Little is known about why individuals vary in their levels of sexual desire. Information processing models, like Barlow’s (1986) model of sexual functioning, suggest that individuals with higher sexual desire attend more and respond with more pleasant emotions to sexual cues than individuals with lower levels of sexual desire. In our first study, 69 participants (36 female) completed a dot detection task (Mathews & MacLeod, 2002) measuring attention capture by sexual stimuli and a startle eyeblink modulation (Vrana, Spence, & Lang, 1988) task measuring the valence of emotional response to affective stimuli. Participants with high levels of sexual desire were slower to detect targets in the dot detection task that replaced sexual pictures but did not differ in startle eyeblink responses to sexual stimuli. The results suggest that the amount of attention captured by sexual stimuli is a stronger predictor of a person’s sexual desire level than the valence of the emotional responses elicited by such stimuli. However, the direction of the attention effect was unexpected such that participants with higher sexual desire were slower to identify the dot target when it appeared in the area of the sexual stimulus.
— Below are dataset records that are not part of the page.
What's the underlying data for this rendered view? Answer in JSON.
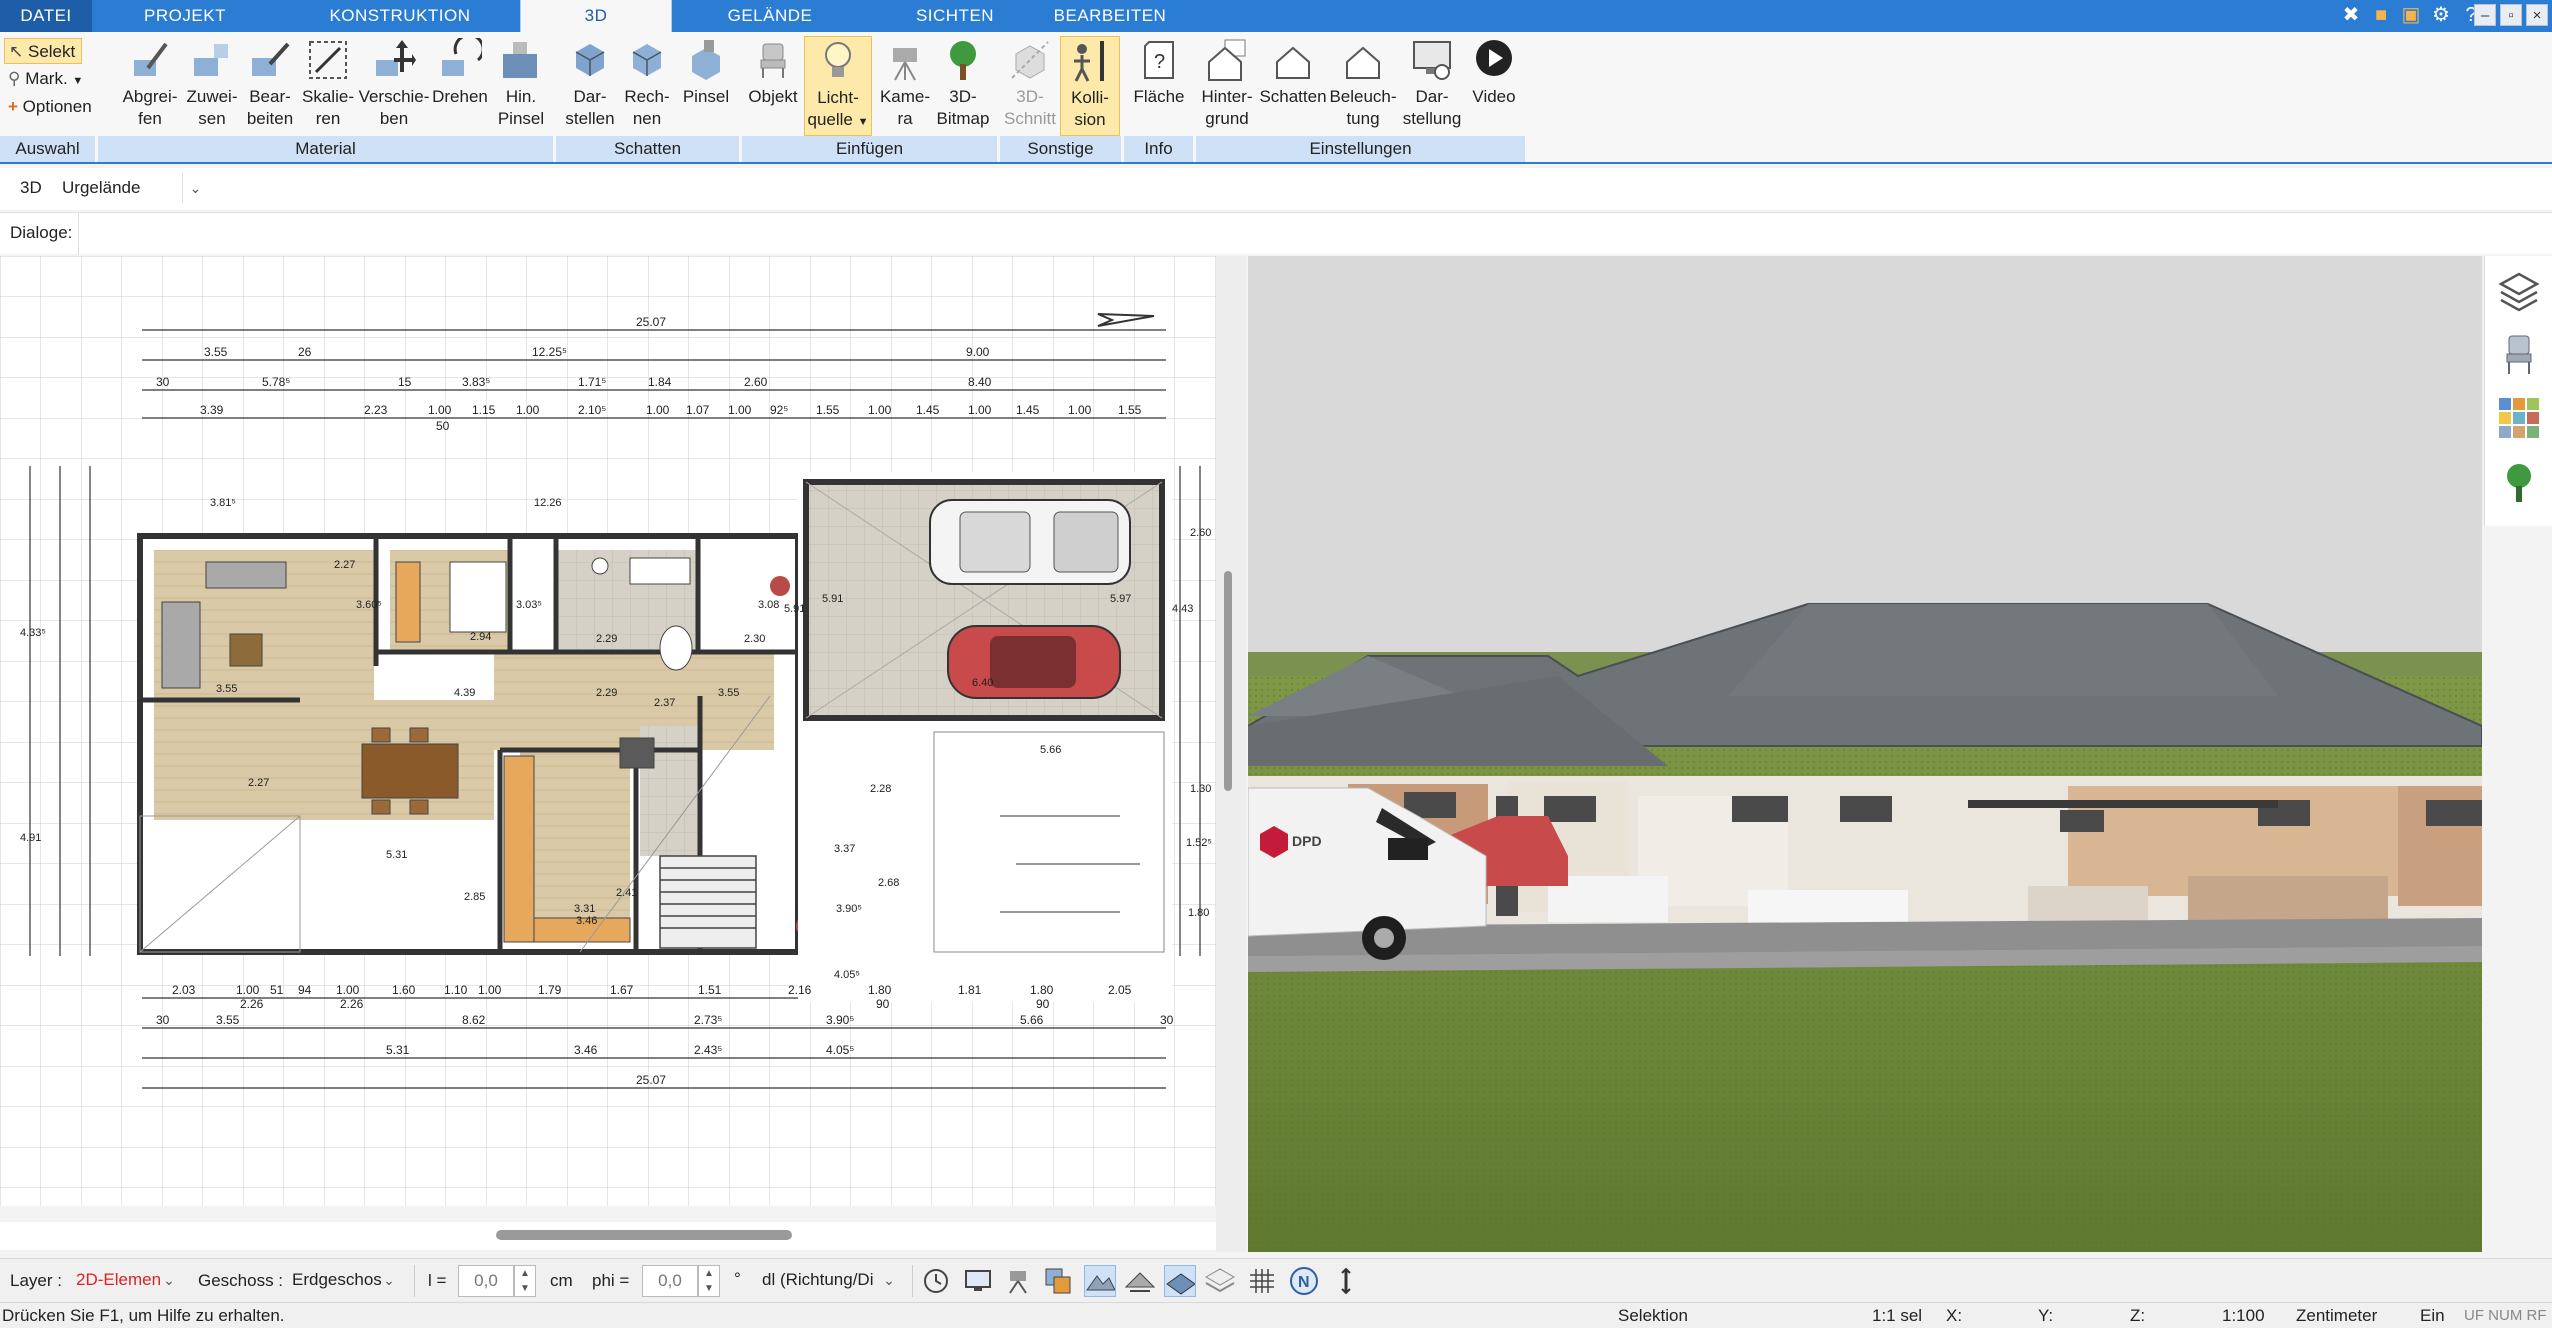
{
  "tabs": [
    "DATEI",
    "PROJEKT",
    "KONSTRUKTION",
    "3D",
    "GELÄNDE",
    "SICHTEN",
    "BEARBEITEN"
  ],
  "active_tab": "3D",
  "window_controls": [
    "tools-icon",
    "cube-icon",
    "screen-icon",
    "help-icon",
    "minimize",
    "restore",
    "close"
  ],
  "selection": {
    "selekt": "Selekt",
    "mark": "Mark.",
    "optionen": "Optionen"
  },
  "ribbon": {
    "groups": [
      "Auswahl",
      "Material",
      "Schatten",
      "Einfügen",
      "Sonstige",
      "Info",
      "Einstellungen"
    ],
    "buttons": [
      {
        "l1": "Abgrei-",
        "l2": "fen"
      },
      {
        "l1": "Zuwei-",
        "l2": "sen"
      },
      {
        "l1": "Bear-",
        "l2": "beiten"
      },
      {
        "l1": "Skalie-",
        "l2": "ren"
      },
      {
        "l1": "Verschie-",
        "l2": "ben"
      },
      {
        "l1": "Drehen",
        "l2": ""
      },
      {
        "l1": "Hin.",
        "l2": "Pinsel"
      },
      {
        "l1": "Dar-",
        "l2": "stellen"
      },
      {
        "l1": "Rech-",
        "l2": "nen"
      },
      {
        "l1": "Pinsel",
        "l2": ""
      },
      {
        "l1": "Objekt",
        "l2": ""
      },
      {
        "l1": "Licht-",
        "l2": "quelle"
      },
      {
        "l1": "Kame-",
        "l2": "ra"
      },
      {
        "l1": "3D-",
        "l2": "Bitmap"
      },
      {
        "l1": "3D-",
        "l2": "Schnitt"
      },
      {
        "l1": "Kolli-",
        "l2": "sion"
      },
      {
        "l1": "Fläche",
        "l2": ""
      },
      {
        "l1": "Hinter-",
        "l2": "grund"
      },
      {
        "l1": "Schatten",
        "l2": ""
      },
      {
        "l1": "Beleuch-",
        "l2": "tung"
      },
      {
        "l1": "Dar-",
        "l2": "stellung"
      },
      {
        "l1": "Video",
        "l2": ""
      }
    ]
  },
  "view_toolbar": {
    "mode": "3D",
    "terrain": "Urgelände"
  },
  "dialog_toolbar": {
    "label": "Dialoge:"
  },
  "plan": {
    "dims_top": [
      "25.07",
      "3.55",
      "26",
      "12.25⁵",
      "9.00",
      "30",
      "5.78⁵",
      "1.71⁵",
      "1.84",
      "2.60",
      "8.40",
      "3.83⁵",
      "15",
      "3.39",
      "2.23",
      "1.00",
      "1.15",
      "1.00",
      "2.10⁵",
      "1.00",
      "1.07",
      "1.00",
      "92⁵",
      "1.55",
      "1.00",
      "1.45",
      "1.00",
      "1.45",
      "1.00",
      "1.55",
      "50"
    ],
    "dims_bottom": [
      "2.03",
      "1.00",
      "51",
      "94",
      "1.00",
      "1.60",
      "1.10",
      "1.00",
      "1.79",
      "1.67",
      "1.51",
      "2.16",
      "1.80",
      "1.81",
      "1.80",
      "2.05",
      "2.26",
      "2.26",
      "90",
      "90",
      "30",
      "3.55",
      "8.62",
      "2.73⁵",
      "3.90⁵",
      "5.66",
      "30",
      "5.31",
      "3.46",
      "2.43⁵",
      "4.05⁵",
      "25.07"
    ],
    "room_labels": [
      "3.81⁵",
      "12.26",
      "2.27",
      "3.60⁵",
      "3.03⁵",
      "2.94",
      "2.29",
      "2.30",
      "3.08",
      "3.55",
      "4.39",
      "2.29",
      "2.37",
      "3.55",
      "5.31",
      "3.31",
      "2.41",
      "2.85",
      "5.91",
      "5.97",
      "5.66",
      "6.40",
      "2.28",
      "3.37",
      "2.68",
      "3.90⁵",
      "4.05⁵",
      "3.46",
      "2.27",
      "4.33⁵",
      "4.91",
      "5.91",
      "2.60",
      "4.43",
      "1.52⁵",
      "1.80",
      "1.30"
    ]
  },
  "bottom_bar": {
    "layer_label": "Layer :",
    "layer_value": "2D-Elemen",
    "geschoss_label": "Geschoss :",
    "geschoss_value": "Erdgeschos",
    "l_label": "l =",
    "l_value": "0,0",
    "l_unit": "cm",
    "phi_label": "phi =",
    "phi_value": "0,0",
    "phi_unit": "°",
    "dl_value": "dl (Richtung/Di"
  },
  "status": {
    "help": "Drücken Sie F1, um Hilfe zu erhalten.",
    "mode": "Selektion",
    "sel": "1:1 sel",
    "x": "X:",
    "y": "Y:",
    "z": "Z:",
    "scale": "1:100",
    "unit": "Zentimeter",
    "ein": "Ein",
    "flags": "UF NUM RF"
  },
  "colors": {
    "accent": "#2b7cd3",
    "ribbon_group": "#cfe1f6",
    "highlight": "#fde9a9",
    "floor_wood": "#d9c9a6",
    "grass": "#6f8a3a",
    "roof": "#6e7378",
    "car_red": "#c94a4a"
  }
}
In our second study, we explored three possible explanations for this counterintuitive finding with 91 different participants (48 female). The explanations explored include the role of the novelty of sexual stimuli, differential absorption of attention resources by sexual stimuli, and cognitive inhibition of return. The effect of stimulus novelty was assessed by questions addressing participants’ prior level of experience with erotica. The role of absorption (greater allocation of limited processing resources) was assessed by measuring the P300 amplitude component of the evoked response potentials to sexual stimuli. Finally, the role of inhibition of return was assessed by varying the stimulus display time in the dot detection task. The startle eyeblink modulation task also was repeated as a replication test. Results suggest that the effects of stimulus novelty and stimulus absorption may explain why individuals with lower sexual desire attend more to sexual stimuli. The valence of emotional responses in the startle eyeblink modulation was not predictive of sexual desire levels.

These studies suggest that alternative conceptualizations of the dot detection task are appropriate. If replicated, these findings eventually may have implications for the development of theoretically-grounded clinical treatments designed to alter sexual desire levels. Additional research currently underway is addressing the role of sustained attention to sexual stimuli for sexual desire levels.